Sunday, December 9, 2012

Buffalo Chicken Lettuce Cups

Just the world "buffalo" makes me giddy with excitement.  I LOVE me some buffalo wings.  And buffalo shrimp.  And buffalo dip.  And buffalo....buffalo.  Anyway, my love for all things covered with buttery hot sauce and blue cheese dressing has had to be adjusted a bit as my quest for a flatter belly continues, but it's all in good fun.  Turns out you can still enjoy these delightful flavors without looking like a linebacker who swallowed a field goal kicker.  Who woulda thunk it?  Granted, I had to eat my lettuce wraps in a separate room from my husband, who was enjoying his buffalo chicken in flour tortillas (so I didn't knock him unconscious with chloroform and scarf down his carbalicious tortillas), but that just meant I got to hold the remote.  So, all was not lost.

But guess what HAS BEEN lost?  Yep, 27 pounds of fat from this girl's frame.  WOOT!

Anyway, the star of this dish is definitely the homemade blue cheese dressing.  They key is not even using full-fat ingredients (I used reduced fat sour cream and reduced fat mayo), but rather the cheese itself.  Spring for a nice block of blue cheese from the specialty cheese section, not that crappy crumbled stuff in the Tupperware-like container.  You'll thank me, I promise.
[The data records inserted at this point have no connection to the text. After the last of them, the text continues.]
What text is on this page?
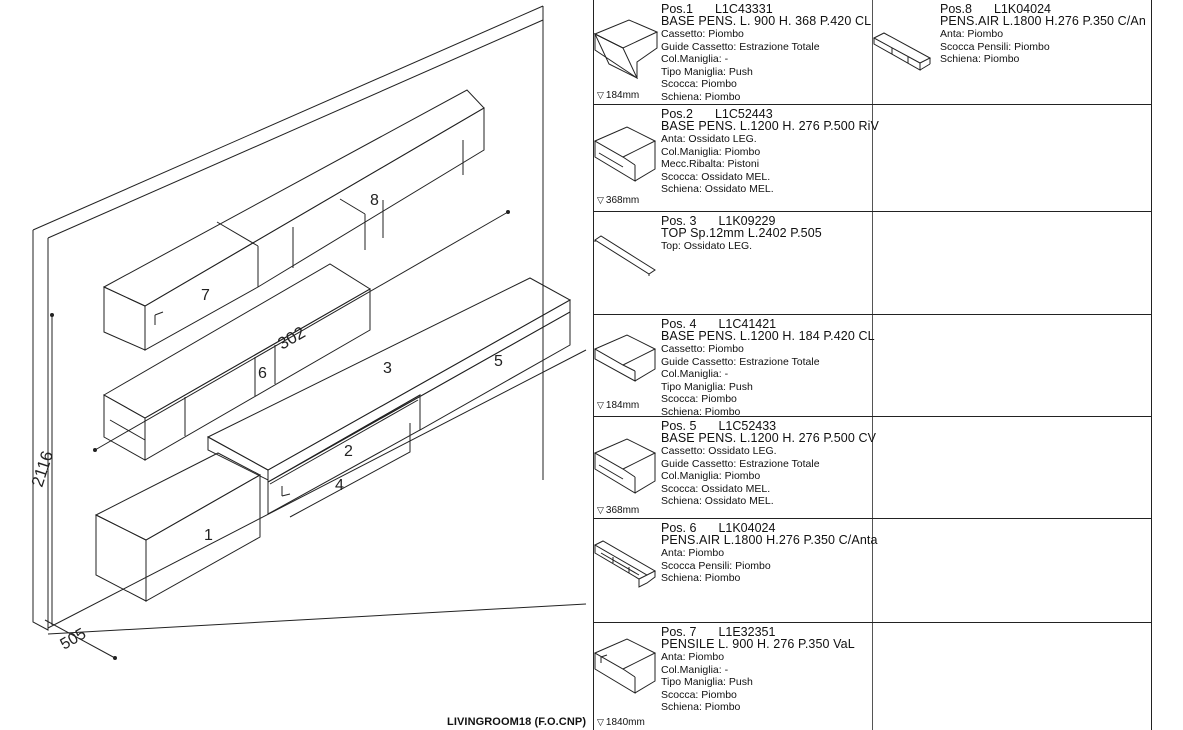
7
8
6	3	5
2
4
1
2116
505
302
LIVINGROOM18 (F.O.CNP)
▽ 184mm
Pos.1 L1C43331
BASE PENS. L. 900 H. 368 P.420 CL
Cassetto: Piombo
Guide Cassetto: Estrazione Totale
Col.Maniglia: -
Tipo Maniglia: Push
Scocca: Piombo
Schiena: Piombo
Pos.8 L1K04024
PENS.AIR L.1800 H.276 P.350 C/An
Anta: Piombo
Scocca Pensili: Piombo
Schiena: Piombo
▽ 368mm
Pos.2 L1C52443
BASE PENS. L.1200 H. 276 P.500 RiV
Anta: Ossidato LEG.
Col.Maniglia: Piombo
Mecc.Ribalta: Pistoni
Scocca: Ossidato MEL.
Schiena: Ossidato MEL.
Pos. 3 L1K09229
TOP Sp.12mm L.2402 P.505
Top: Ossidato LEG.
▽ 184mm
Pos. 4 L1C41421
BASE PENS. L.1200 H. 184 P.420 CL
Cassetto: Piombo
Guide Cassetto: Estrazione Totale
Col.Maniglia: -
Tipo Maniglia: Push
Scocca: Piombo
Schiena: Piombo
▽ 368mm
Pos. 5 L1C52433
BASE PENS. L.1200 H. 276 P.500 CV
Cassetto: Ossidato LEG.
Guide Cassetto: Estrazione Totale
Col.Maniglia: Piombo
Scocca: Ossidato MEL.
Schiena: Ossidato MEL.
Pos. 6 L1K04024
PENS.AIR L.1800 H.276 P.350 C/Anta
Anta: Piombo
Scocca Pensili: Piombo
Schiena: Piombo
▽ 1840mm
Pos. 7 L1E32351
PENSILE L. 900 H. 276 P.350 VaL
Anta: Piombo
Col.Maniglia: -
Tipo Maniglia: Push
Scocca: Piombo
Schiena: Piombo
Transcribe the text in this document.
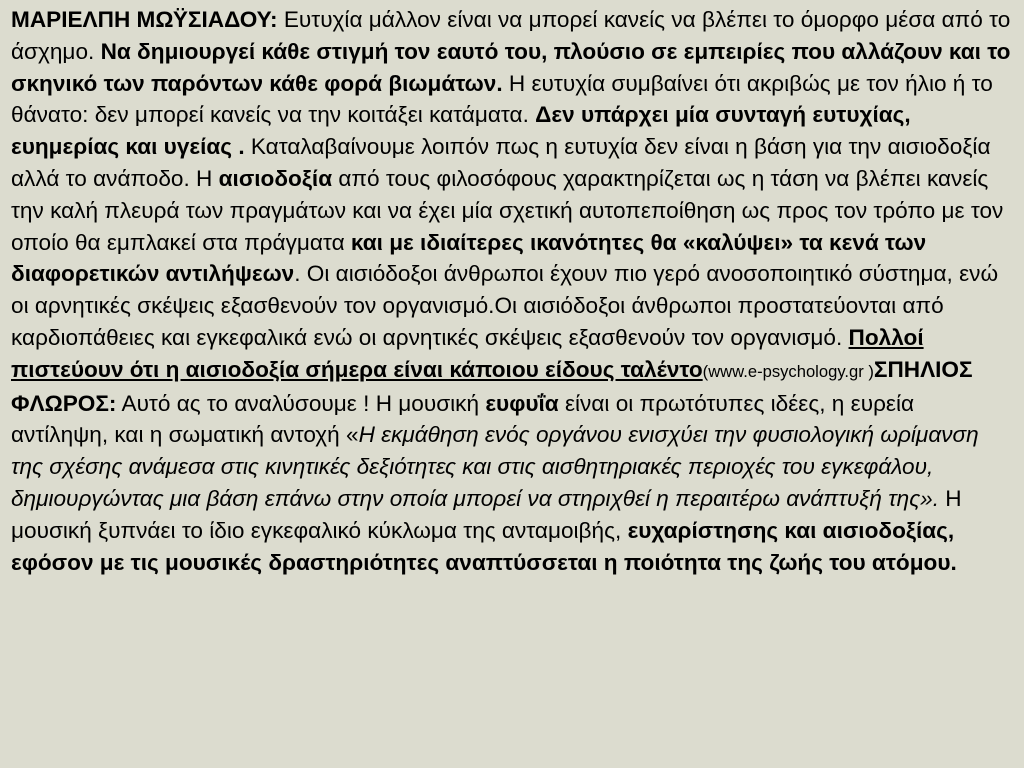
ΜΑΡΙΕΛΠΗ ΜΩΫΣΙΑΔΟΥ: Ευτυχία μάλλον είναι να μπορεί κανείς να βλέπει το όμορφο μέσα από το άσχημο. Να δημιουργεί κάθε στιγμή τον εαυτό του, πλούσιο σε εμπειρίες που αλλάζουν και το σκηνικό των παρόντων κάθε φορά βιωμάτων. Η ευτυχία συμβαίνει ότι ακριβώς με τον ήλιο ή το θάνατο: δεν μπορεί κανείς να την κοιτάξει κατάματα. Δεν υπάρχει μία συνταγή ευτυχίας, ευημερίας και υγείας . Καταλαβαίνουμε λοιπόν πως η ευτυχία δεν είναι η βάση για την αισιοδοξία αλλά το ανάποδο. Η αισιοδοξία από τους φιλοσόφους χαρακτηρίζεται ως η τάση να βλέπει κανείς την καλή πλευρά των πραγμάτων και να έχει μία σχετική αυτοπεποίθηση ως προς τον τρόπο με τον οποίο θα εμπλακεί στα πράγματα και με ιδιαίτερες ικανότητες θα «καλύψει» τα κενά των διαφορετικών αντιλήψεων. Οι αισιόδοξοι άνθρωποι έχουν πιο γερό ανοσοποιητικό σύστημα, ενώ οι αρνητικές σκέψεις εξασθενούν τον οργανισμό.Οι αισιόδοξοι άνθρωποι προστατεύονται από καρδιοπάθειες και εγκεφαλικά ενώ οι αρνητικές σκέψεις εξασθενούν τον οργανισμό. Πολλοί πιστεύουν ότι η αισιοδοξία σήμερα είναι κάποιου είδους ταλέντο(www.e-psychology.gr )ΣΠΗΛΙΟΣ ΦΛΩΡΟΣ: Αυτό ας το αναλύσουμε ! Η μουσική ευφυΐα είναι οι πρωτότυπες ιδέες, η ευρεία αντίληψη, και η σωματική αντοχή «Η εκμάθηση ενός οργάνου ενισχύει την φυσιολογική ωρίμανση της σχέσης ανάμεσα στις κινητικές δεξιότητες και στις αισθητηριακές περιοχές του εγκεφάλου, δημιουργώντας μια βάση επάνω στην οποία μπορεί να στηριχθεί η περαιτέρω ανάπτυξή της». Η μουσική ξυπνάει το ίδιο εγκεφαλικό κύκλωμα της ανταμοιβής, ευχαρίστησης και αισιοδοξίας, εφόσον με τις μουσικές δραστηριότητες αναπτύσσεται η ποιότητα της ζωής του ατόμου.
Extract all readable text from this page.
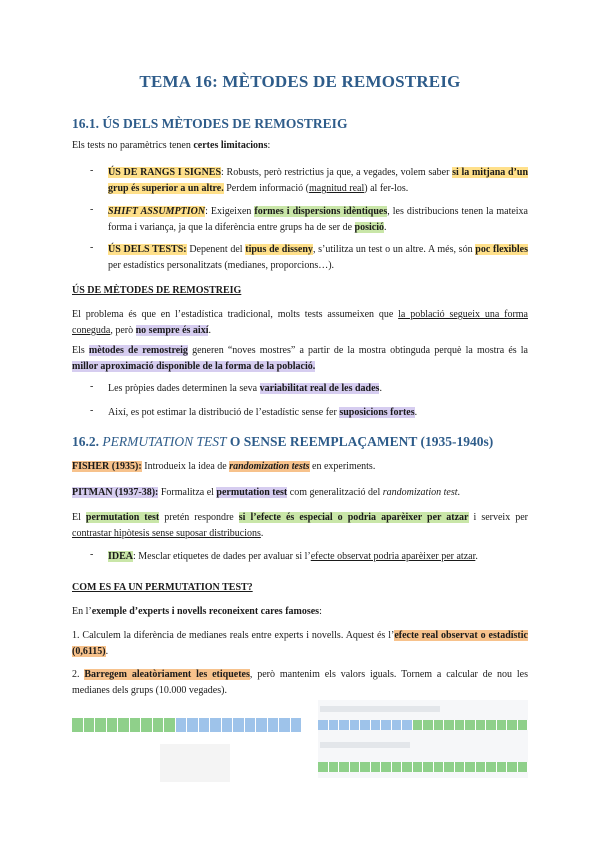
TEMA 16: MÈTODES DE REMOSTREIG
16.1. ÚS DELS MÈTODES DE REMOSTREIG
Els tests no paramètrics tenen certes limitacions:
- ÚS DE RANGS I SIGNES: Robusts, però restrictius ja que, a vegades, volem saber si la mitjana d’un grup és superior a un altre. Perdem informació (magnitud real) al fer-los.
- SHIFT ASSUMPTION: Exigeixen formes i dispersions idèntiques, les distribucions tenen la mateixa forma i variança, ja que la diferència entre grups ha de ser de posició.
- ÚS DELS TESTS: Depenent del tipus de disseny, s’utilitza un test o un altre. A més, són poc flexibles per estadístics personalitzats (medianes, proporcions…).
ÚS DE MÈTODES DE REMOSTREIG
El problema és que en l’estadística tradicional, molts tests assumeixen que la població segueix una forma coneguda, però no sempre és així.
Els mètodes de remostreig generen “noves mostres” a partir de la mostra obtinguda perquè la mostra és la millor aproximació disponible de la forma de la població.
- Les pròpies dades determinen la seva variabilitat real de les dades.
- Així, es pot estimar la distribució de l’estadístic sense fer suposicions fortes.
16.2. PERMUTATION TEST O SENSE REEMPLAÇAMENT (1935-1940s)
FISHER (1935): Introdueix la idea de randomization tests en experiments.
PITMAN (1937-38): Formalitza el permutation test com generalització del randomization test.
El permutation test pretén respondre si l’efecte és especial o podria aparèixer per atzar i serveix per contrastar hipòtesis sense suposar distribucions.
- IDEA: Mesclar etiquetes de dades per avaluar si l’efecte observat podria aparèixer per atzar.
COM ES FA UN PERMUTATION TEST?
En l’exemple d’experts i novells reconeixent cares famoses:
1. Calculem la diferència de medianes reals entre experts i novells. Aquest és l’efecte real observat o estadístic (0,6115).
2. Barregem aleatòriament les etiquetes, però mantenim els valors iguals. Tornem a calcular de nou les medianes dels grups (10.000 vegades).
This was super easy to throw together, and is great for a quick lunch or weeknight dinner when you forget to go to the grocery store don't have time to cook.  Enjoy!





Buffalo Chicken Lettuce Wraps
Source: My own, Blue Cheese Dressing by Pip and Ebby

1 package boneless, skinless chicken breast tenders
salt, pepper, and garlic powder to taste
bit of olive oil for grill
1/2 bottle of Frank's Buffalo Sauce (make sure it's the buffalo sauce, not just the hot sauce)
1 tsp. honey
1 head iceberg lettuce, separated into "cups"
4-5 ribs celery, chopped

1 cup reduced fat sour cream
1 1/2 cups reduced fat mayonnaise
3 large cloves garlic, minced
1 tsp. Worcestershire sauce
1-2 tablespoons freshly squeezed lemon juice
1 tablespoon white wine vinegar
1/2 - 3/4 cup good blue cheese, crumbled
salt and pepper to taste

First, make the blue cheese dressing.  Combine all the ingredients (sour cream through vinegar) in a small bowl.  Gently mix in the crumbled blue cheese and add salt and pepper to taste.  Put in refrigerator until ready to use.

Next, prepare the chicken.  Heat grill pan to medium-high.  Season the chicken with salt, pepper, and garlic powder.  Grill chicken until cooked through, about 3-4 minutes each side.  Remove and cut into bit size pieces when cool enough.

Combine the buffalo sauce and honey in a small bowl.  Add chicken pieces and toss to combine.  

Serve chicken in lettuce cups, topped with blue cheese dressing and chopped celery.